Baik Sigrid maupun Helena melihat Aileen tanpa kata-kata.

“Maaf aku tidak dapat mengobrol dengan kalian lebih lama lagi. Aku sudah mengantuk,” Aileen mengundurkan diri, “Selamat malam.”

“Selamat malam,” jawab keduanya serempak.

Mereka menanti hingga yakin Aileen sudah masuk kamarnya sebelum memulai perundingan rahasia mereka.

“Kurasa rencana ini tidak akan berjalan semudah anggapan kita,” Helena membuka perundingan.

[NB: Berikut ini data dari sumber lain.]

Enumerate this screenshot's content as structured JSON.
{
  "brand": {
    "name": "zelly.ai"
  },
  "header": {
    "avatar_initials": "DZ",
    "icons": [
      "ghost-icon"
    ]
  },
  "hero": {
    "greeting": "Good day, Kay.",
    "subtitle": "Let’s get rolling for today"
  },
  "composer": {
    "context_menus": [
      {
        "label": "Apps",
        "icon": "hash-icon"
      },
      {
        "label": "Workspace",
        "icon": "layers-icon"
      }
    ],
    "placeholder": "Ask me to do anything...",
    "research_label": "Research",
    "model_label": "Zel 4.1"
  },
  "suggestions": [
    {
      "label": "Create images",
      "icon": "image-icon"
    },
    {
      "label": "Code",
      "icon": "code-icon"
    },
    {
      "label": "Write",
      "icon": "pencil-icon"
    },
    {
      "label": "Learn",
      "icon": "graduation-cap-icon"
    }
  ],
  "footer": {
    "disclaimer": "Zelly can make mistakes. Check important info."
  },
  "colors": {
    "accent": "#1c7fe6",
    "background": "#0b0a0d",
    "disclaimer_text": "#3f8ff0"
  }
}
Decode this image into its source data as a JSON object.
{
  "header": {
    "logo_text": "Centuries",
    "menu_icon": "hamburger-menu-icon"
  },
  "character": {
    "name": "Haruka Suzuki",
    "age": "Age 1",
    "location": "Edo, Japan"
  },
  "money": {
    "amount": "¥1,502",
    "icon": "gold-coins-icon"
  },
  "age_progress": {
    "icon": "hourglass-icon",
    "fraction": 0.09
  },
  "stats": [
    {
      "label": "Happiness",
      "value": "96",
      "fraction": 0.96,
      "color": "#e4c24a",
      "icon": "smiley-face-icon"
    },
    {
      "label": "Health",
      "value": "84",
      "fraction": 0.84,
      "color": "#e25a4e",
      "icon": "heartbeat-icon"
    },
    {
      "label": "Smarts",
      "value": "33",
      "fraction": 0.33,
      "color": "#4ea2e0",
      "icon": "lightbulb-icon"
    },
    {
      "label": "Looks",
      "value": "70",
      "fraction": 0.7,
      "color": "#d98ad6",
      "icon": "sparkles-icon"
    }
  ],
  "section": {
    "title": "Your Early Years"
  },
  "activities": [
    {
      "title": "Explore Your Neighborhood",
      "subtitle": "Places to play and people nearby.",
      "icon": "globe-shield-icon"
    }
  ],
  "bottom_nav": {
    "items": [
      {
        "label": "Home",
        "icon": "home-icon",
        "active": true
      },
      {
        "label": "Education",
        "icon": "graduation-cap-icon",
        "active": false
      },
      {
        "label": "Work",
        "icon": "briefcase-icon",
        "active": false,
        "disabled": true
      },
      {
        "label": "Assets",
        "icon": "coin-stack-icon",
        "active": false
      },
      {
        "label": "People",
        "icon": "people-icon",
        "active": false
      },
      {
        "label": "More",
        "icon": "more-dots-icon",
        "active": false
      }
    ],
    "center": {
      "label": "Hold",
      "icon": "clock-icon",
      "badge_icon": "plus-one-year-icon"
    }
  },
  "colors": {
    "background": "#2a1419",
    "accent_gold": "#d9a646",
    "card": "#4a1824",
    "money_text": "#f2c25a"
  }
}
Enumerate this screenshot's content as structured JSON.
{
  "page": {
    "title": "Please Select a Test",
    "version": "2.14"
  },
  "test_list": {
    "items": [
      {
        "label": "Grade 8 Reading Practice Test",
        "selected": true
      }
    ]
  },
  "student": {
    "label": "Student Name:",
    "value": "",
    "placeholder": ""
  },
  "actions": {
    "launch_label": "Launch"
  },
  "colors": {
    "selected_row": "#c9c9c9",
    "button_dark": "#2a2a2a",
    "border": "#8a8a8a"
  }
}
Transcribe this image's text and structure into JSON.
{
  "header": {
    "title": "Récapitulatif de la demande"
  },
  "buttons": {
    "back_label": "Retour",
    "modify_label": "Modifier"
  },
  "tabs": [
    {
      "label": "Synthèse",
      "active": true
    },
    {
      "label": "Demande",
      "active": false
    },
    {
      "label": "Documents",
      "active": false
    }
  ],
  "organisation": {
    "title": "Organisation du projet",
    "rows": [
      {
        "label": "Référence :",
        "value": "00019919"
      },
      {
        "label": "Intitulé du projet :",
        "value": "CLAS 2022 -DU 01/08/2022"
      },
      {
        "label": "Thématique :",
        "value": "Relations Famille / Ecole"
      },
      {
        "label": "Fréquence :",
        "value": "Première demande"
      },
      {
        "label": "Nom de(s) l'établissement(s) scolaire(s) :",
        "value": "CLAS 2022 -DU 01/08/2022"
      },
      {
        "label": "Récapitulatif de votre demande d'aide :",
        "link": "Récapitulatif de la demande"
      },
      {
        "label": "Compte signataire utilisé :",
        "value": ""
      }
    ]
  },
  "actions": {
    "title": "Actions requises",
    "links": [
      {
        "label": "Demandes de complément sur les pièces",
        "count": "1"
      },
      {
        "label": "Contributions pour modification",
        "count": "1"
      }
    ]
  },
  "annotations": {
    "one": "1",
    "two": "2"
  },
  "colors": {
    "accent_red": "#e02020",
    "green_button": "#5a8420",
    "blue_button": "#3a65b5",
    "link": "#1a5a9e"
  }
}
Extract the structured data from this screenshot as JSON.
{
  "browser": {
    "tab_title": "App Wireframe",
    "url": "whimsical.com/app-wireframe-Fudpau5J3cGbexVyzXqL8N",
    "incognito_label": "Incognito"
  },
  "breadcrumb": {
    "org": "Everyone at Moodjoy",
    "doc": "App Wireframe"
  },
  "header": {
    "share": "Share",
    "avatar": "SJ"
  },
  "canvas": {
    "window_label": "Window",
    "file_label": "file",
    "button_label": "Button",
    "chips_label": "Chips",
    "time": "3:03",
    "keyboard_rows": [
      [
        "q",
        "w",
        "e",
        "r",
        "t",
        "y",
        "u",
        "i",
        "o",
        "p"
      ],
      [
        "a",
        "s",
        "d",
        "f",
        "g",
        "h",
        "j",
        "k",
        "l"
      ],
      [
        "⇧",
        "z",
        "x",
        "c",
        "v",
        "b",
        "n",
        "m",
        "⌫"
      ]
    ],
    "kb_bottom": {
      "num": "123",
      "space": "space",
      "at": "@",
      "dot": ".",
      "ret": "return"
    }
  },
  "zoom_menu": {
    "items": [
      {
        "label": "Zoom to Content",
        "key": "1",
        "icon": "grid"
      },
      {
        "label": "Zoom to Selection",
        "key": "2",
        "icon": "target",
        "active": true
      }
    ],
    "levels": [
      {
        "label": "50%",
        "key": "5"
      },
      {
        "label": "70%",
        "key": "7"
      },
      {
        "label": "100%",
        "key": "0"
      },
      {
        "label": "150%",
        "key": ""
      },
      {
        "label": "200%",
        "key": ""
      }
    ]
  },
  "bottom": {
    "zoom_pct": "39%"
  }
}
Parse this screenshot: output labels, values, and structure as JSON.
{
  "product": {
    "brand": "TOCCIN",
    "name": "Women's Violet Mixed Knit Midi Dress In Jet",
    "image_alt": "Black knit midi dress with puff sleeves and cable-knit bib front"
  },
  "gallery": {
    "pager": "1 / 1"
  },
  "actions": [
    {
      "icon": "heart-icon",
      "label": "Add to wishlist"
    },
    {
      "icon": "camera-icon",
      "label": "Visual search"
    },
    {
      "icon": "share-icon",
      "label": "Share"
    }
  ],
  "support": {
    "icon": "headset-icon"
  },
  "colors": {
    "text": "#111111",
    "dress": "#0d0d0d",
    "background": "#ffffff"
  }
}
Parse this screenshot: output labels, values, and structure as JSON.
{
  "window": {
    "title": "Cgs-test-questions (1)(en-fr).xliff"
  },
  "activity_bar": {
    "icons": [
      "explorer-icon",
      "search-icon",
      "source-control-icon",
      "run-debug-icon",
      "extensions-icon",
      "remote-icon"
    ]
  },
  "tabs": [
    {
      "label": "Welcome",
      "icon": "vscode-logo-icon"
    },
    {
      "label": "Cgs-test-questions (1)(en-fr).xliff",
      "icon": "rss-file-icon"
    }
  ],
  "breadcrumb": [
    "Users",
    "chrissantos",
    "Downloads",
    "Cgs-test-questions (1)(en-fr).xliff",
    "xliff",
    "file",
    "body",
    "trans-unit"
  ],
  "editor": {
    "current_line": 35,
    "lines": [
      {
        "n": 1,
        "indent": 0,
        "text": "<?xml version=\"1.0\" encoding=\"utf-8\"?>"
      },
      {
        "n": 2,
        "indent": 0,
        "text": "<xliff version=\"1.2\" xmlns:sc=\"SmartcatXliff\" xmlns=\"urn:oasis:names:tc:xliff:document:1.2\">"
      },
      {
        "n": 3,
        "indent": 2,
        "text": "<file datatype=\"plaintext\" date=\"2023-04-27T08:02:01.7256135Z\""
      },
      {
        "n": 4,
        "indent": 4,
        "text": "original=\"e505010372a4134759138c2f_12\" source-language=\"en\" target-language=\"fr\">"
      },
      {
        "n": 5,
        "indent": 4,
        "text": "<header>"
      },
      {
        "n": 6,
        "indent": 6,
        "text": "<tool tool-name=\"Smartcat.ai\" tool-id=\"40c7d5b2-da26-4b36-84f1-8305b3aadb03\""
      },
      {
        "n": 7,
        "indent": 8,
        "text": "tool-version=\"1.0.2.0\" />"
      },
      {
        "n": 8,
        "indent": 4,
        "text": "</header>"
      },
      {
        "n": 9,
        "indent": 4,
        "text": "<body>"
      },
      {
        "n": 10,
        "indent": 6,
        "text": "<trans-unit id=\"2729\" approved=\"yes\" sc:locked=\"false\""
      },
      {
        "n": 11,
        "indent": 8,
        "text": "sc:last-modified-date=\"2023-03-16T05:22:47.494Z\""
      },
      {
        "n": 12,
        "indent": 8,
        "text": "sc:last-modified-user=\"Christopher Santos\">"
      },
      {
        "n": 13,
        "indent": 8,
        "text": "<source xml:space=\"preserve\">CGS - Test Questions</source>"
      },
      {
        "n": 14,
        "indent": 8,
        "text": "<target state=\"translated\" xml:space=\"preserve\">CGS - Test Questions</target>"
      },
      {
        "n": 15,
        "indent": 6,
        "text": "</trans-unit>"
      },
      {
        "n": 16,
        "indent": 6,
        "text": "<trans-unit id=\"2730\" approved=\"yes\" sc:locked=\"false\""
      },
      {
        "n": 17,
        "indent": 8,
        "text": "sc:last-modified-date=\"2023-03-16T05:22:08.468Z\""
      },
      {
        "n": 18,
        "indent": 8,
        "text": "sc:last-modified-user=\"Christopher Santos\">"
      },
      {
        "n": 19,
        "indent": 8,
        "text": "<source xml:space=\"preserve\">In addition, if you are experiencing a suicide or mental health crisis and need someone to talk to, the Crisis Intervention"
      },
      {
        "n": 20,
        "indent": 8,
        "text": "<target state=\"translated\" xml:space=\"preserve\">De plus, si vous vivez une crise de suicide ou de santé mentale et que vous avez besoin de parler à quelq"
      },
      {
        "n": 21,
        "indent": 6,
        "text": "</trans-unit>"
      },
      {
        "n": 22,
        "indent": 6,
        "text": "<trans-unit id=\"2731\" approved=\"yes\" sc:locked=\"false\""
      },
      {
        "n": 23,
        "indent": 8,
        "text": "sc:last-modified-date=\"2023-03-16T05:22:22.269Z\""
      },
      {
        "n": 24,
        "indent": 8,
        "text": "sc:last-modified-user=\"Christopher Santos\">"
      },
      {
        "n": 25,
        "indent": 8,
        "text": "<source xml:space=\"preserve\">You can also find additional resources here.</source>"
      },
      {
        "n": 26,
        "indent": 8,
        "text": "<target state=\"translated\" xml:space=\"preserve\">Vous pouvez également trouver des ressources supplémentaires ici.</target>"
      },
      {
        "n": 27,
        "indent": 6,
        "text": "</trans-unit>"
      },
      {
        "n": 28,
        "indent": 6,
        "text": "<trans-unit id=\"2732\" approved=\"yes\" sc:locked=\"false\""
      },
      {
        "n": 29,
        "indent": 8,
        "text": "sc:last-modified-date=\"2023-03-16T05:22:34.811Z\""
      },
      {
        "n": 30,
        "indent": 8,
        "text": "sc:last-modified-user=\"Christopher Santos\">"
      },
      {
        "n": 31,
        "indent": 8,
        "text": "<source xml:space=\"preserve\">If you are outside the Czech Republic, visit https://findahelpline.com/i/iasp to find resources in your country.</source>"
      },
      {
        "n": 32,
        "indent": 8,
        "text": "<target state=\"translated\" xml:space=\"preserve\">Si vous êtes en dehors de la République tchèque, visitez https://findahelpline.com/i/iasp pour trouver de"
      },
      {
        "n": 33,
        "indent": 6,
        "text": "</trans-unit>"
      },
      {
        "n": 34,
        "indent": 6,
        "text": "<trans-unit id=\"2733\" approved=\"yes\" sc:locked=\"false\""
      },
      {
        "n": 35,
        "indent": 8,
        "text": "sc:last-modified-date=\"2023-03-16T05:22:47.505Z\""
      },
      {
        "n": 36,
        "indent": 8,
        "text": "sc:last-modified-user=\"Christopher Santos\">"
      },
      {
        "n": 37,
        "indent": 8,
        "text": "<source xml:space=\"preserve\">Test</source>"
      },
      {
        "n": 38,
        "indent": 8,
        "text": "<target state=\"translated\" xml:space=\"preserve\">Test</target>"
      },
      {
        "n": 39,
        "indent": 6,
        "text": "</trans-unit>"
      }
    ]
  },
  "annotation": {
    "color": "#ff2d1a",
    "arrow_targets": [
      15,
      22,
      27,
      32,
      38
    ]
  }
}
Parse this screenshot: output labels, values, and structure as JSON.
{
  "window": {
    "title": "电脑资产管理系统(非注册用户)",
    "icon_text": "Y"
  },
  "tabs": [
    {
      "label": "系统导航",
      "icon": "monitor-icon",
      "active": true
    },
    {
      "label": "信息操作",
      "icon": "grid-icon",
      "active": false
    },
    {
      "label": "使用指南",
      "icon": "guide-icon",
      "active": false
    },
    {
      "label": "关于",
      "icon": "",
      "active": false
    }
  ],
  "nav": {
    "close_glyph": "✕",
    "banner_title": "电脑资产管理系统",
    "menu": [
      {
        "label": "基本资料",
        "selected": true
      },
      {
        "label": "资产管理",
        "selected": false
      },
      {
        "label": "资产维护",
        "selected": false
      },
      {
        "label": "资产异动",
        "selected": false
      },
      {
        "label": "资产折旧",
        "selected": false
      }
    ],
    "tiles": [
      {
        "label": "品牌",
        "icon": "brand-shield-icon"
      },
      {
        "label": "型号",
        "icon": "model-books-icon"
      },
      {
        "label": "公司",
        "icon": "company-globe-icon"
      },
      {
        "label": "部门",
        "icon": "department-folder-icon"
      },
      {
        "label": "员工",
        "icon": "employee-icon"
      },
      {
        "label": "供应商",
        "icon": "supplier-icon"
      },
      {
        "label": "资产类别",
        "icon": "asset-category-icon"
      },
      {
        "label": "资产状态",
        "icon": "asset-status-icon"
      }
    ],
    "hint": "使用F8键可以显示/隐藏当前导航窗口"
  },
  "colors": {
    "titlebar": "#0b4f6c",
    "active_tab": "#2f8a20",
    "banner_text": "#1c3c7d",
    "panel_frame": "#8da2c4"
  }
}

“Benar,” Sigrid sependapat, “Aku tidak menyangka Aileen bisa salah paham sejauh ini.”

“Kita harus mengubah rencana kita.”

“Kurasa kita harus memulainya dengan mencari tahu bagaimana perasaan Aileen terhadap Evans. Tetapi, bagaimana?”

“Kita suruh Evans untuk berhenti menghubungi Aileen,” Helena mengusulkan dengan penuh antusias, “Suruh dia untuk berhenti datang ke sini. Aku yakin Aileen pasti akan bereaksi.”

“Rencana itu tidak akan berjalan. Evans sudah tidak muncul di sini untuk beberapa hari dan Aileen tetap bersikap normal.”

“Mungkin ia menyembunyikan perasaannya.”

“Tidak mungkin. Aileen tidak pandai menyembunyikan perasaan kesalnya.”

“Kau benar,” Helena kecewa menyadari idenya gagal total. Apakah ada cara bagus lain untuk mengetahui perasaan Aileen? Baik ia maupun putrinya yakin Aileen, sedikit banyak, mempunyai perasaan khusus terhadap Evans. Namun, Aileen tidak mengaku bahkan terus menyangkalnya. Mengapa? “Sigrid, menurutmu, apakah mungkin Aileen takut terluka lagi?”

Sigrid memperhatikan ibunya.

“Apakah mungkin Aileen takut Evans mengkhianatinya seperti Geert?”

“Mungkin,” Sigrid sependapat, “Apalagi Aileen pernah berkata Evans adalah seorang playboy yang tidak pernah bertahan lama dengan satu wanita.”

“Ini tidak akan mudah,” gumam Helena.